I don't like self-aggrandizement -- which is what a lot of blogs seem to be around for. That's why I've never had my own website or blog, still don't (never mind how much my career likely suffers from the lack). I don't like how off-topic most blogs seem to get. I don't like the aggressive, often insane rants that pop up in the comment strings. I don't like the word "blog", which is like a portmanteau in decline -- as if two syllables take that much more time to say than one (though I would love it if these things were called "bdiaries").

But I'm getting off-topic already.

When I was asked to begin contributing to this blog, I had to ask myself the same question I would if I were being offered a microwaveable burrito: why should I?

While my junk food camparison has lost all traction by this point, the questions begin to multiply.

For whom am I writing this?

Are they the same people who will read this?

Am I helping or hurting the subject by furthering public scrutiny?

Why should I add any more noise to this noisy and noisome web of a world?

And so on.

Obviously, when a blog is about oneself, these questions can be easily fobbed off with a glib answer, or never arrive in the mind at all.
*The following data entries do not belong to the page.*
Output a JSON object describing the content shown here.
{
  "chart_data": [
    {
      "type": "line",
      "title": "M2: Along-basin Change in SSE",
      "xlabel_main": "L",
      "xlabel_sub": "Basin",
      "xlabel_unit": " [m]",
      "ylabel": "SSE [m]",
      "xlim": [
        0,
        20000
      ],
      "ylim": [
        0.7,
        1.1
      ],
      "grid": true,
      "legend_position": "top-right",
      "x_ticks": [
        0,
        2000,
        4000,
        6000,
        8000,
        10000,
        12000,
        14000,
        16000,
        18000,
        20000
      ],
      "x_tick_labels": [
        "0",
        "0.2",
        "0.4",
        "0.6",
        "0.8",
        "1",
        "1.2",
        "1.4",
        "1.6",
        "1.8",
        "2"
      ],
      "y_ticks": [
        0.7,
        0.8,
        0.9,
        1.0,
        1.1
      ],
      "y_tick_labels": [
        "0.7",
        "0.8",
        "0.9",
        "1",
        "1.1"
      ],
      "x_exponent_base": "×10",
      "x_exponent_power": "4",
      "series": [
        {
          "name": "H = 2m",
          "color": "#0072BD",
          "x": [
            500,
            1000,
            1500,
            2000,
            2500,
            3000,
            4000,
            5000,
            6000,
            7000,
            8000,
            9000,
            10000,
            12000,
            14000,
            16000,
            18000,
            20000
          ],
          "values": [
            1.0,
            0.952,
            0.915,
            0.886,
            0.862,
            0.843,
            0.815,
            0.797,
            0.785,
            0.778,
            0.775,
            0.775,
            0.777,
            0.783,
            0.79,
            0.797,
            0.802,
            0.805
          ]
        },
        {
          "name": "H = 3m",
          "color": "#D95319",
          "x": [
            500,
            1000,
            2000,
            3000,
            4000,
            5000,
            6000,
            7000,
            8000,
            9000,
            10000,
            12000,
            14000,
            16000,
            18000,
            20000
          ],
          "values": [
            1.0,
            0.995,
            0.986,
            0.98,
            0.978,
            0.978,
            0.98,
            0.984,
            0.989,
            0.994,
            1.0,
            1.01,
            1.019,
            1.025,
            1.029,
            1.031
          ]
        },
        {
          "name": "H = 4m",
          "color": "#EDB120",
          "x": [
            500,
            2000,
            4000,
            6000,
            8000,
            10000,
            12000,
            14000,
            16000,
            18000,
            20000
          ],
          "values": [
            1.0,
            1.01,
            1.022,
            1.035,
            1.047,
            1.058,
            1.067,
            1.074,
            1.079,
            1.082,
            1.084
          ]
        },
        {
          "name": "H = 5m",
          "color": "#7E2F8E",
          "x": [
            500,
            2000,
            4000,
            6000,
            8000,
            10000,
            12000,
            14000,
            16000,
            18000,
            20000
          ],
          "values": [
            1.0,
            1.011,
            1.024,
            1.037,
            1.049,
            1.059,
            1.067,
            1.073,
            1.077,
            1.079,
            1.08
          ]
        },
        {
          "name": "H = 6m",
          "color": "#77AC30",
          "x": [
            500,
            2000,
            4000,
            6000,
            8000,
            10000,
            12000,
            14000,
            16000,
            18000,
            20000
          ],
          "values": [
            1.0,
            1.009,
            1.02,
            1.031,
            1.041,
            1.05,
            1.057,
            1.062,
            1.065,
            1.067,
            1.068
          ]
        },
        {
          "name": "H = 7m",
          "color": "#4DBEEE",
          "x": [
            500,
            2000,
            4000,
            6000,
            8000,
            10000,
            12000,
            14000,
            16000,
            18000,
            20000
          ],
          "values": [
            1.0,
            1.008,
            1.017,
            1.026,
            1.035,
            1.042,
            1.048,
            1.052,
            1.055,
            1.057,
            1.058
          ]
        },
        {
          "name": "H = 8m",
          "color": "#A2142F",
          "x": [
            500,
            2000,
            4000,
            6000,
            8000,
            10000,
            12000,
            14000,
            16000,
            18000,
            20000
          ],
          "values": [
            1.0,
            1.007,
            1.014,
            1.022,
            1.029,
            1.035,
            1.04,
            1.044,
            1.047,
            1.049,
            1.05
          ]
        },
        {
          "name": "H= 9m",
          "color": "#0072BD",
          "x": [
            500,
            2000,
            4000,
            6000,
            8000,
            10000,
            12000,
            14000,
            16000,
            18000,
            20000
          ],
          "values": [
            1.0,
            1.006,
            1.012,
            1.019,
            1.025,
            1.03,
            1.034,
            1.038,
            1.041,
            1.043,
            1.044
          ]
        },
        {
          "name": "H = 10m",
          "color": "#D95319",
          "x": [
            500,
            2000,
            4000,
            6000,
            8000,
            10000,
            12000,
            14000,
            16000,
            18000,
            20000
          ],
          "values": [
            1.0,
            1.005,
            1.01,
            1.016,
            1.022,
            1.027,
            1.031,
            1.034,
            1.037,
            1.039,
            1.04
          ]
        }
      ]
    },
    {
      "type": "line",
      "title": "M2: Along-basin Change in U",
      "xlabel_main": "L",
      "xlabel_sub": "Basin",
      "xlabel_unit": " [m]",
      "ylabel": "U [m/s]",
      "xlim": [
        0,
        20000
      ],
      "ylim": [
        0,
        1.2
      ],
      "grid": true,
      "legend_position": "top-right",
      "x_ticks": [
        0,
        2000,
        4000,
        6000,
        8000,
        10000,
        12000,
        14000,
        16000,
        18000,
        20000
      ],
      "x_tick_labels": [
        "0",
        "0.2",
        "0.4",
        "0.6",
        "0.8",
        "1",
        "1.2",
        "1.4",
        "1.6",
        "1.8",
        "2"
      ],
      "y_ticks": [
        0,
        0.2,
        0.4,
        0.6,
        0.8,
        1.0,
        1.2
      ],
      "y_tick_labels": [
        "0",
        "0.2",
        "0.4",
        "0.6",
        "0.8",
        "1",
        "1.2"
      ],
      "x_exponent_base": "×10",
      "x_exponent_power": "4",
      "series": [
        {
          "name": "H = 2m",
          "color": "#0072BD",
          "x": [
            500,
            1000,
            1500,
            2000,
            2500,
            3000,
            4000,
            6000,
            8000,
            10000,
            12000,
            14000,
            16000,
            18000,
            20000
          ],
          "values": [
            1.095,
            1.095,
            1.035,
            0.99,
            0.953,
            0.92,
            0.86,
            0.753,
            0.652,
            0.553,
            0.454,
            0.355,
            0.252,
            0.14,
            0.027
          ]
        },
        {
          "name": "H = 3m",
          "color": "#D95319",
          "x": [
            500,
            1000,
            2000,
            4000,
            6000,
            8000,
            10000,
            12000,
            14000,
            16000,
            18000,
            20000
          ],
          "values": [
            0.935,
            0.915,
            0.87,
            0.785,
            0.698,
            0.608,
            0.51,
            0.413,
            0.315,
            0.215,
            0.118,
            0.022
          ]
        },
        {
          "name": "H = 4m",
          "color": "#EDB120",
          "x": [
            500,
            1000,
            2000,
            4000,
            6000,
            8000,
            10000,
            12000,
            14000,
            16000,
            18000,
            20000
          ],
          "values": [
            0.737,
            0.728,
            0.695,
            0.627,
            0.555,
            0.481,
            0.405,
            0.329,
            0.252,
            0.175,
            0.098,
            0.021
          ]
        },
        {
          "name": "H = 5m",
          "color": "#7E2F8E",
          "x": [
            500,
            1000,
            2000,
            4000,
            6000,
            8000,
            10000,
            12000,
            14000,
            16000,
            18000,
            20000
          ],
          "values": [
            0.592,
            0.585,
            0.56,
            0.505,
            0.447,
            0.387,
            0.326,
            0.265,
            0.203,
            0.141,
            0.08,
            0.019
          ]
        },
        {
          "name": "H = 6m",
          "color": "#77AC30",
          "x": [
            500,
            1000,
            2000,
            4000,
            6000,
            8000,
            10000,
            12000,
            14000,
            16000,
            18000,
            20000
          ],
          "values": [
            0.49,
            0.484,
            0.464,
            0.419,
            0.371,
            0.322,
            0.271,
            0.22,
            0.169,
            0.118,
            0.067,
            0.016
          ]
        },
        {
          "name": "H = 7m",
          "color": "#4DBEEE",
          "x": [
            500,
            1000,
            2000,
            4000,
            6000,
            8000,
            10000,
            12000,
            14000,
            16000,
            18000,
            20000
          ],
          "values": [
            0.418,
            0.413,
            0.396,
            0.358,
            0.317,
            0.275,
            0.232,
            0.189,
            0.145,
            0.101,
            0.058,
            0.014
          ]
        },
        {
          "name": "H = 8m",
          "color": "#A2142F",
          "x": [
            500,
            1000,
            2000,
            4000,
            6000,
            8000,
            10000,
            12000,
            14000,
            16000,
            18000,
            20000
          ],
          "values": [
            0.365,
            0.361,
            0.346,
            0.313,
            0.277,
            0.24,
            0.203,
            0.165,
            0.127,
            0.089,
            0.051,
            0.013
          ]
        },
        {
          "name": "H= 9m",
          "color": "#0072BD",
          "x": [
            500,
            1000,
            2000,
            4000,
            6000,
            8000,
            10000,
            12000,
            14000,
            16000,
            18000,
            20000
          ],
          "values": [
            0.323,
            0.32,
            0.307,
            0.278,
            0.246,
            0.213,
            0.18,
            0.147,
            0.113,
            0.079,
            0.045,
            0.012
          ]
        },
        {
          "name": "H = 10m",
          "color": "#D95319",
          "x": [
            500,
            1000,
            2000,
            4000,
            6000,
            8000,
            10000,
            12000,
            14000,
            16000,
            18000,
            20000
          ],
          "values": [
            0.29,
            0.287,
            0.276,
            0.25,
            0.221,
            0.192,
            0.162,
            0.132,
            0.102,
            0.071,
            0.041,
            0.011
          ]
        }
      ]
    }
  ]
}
But when the blog is about someone else -- someone who wouldn’t ever have a blog himself -- the questions, if the blogger is a critical enough thinker, or ethical enough feeler, what have you, make themselves ever present.

Anyway. Short story long. I care a lot about the person behind this bizarre situation. I don't like blogs. However, what I dislike more than blogs is the weird and confused tone that the current conversation has adopted. So, here I am, a little more noise.

For the simple record:

I was a student of Perry Mills in the late 1990s.

I took every single class he had on offer.

The only reason I didn’t take more was because they were finite in number.

I owe him a debt of gratitude for saving my educational career.

I owe him a debt of gratitude for encouraging me along the road toward my professional one.

In the years since graduation, Perry has become a dear friend.

I think I can provide some background color to this terrible story that might offer, if nothing else, a little context.

In case any of these points triggers a response in the reader, such as:

He’s biased!

He won’t be objective!

He’s a Mills lover! He's brainwashed (if he has a brain at all) and can’t be trusted!

Well, I can only reply:

- Yes, I am biased. Done.

- I don’t believe in being objective here -- I’m neither a journalist nor a forensic lab technician -- I’m a friend and former student of a man who’s being vilified in a hysterical, runaway-train fashion; the accusations being made against him, and the reasons for his suspensions and the subsequent court cases have fallen well out of sync, especially in the comments of many people who seem to be half-heartedly following the story on various blogs, and I think I might at least offer a slightly more informed, slightly less hasty, somewhat less aggressive response to it all.

- Who among us is not "brainwashed" by the comments, suggestions, urgings, unfulfillable wishes, and comings and goings of the people we respect, appreciate, and love? If, indeed, "brainwash" is the appropriate word for it?

(And why should you trust me? You don't know me. If I sound untrustworthy -- don't.)

In the 12 years or so that I have known Professor Perry Mills, I have not agreed with, appreciated, nor digested every last thing he has said, done or cooked. Have I agreed with a great deal of it? Perhaps. Have I appreciated the majority of it? Certainly -- at least for the intention behind the actions. Have I digested with full gusto? I’ve tried, but the roasted garlic that one time really did me in.

Intention. I think that’s going to be the bottom line in any and all of my future posts here. I wish, if nothing else, to offer a chance to look in at the intentions at play within this story.

We don't prosecute intentions in this country, we prosecute the crime!

I'm not a prosecutor either. Add that to the list.

Intentions. Something worth examining, often overlooked when fear of the unknown comes in to play.

So, what are my own here? Or, back to the fundamental question or questions...

Why am I choosing to add my own voice to this noise? And for whom am I writing this stuff?

I hope that in successive posts that will be as clear to you as it is for me.



Jakob is a professional playwright living in New York City, working as the assistant to a much more famous professional playwright also living in New York City. He’s married to a woman whom he met at WWU 11 years ago, who has managed to brainwash him as thoroughly as Perry Mills has.

1 comment:

Nick said...

Here's my blog about why I hate blogs. It's called "Why Blogs Blow":

http://whyblogsblow.blogspot.com/2006/12/why-blogs-blow.html

I'm certain this is the height of arrogant hypocrisy, sort of like hating traffic while driving a car.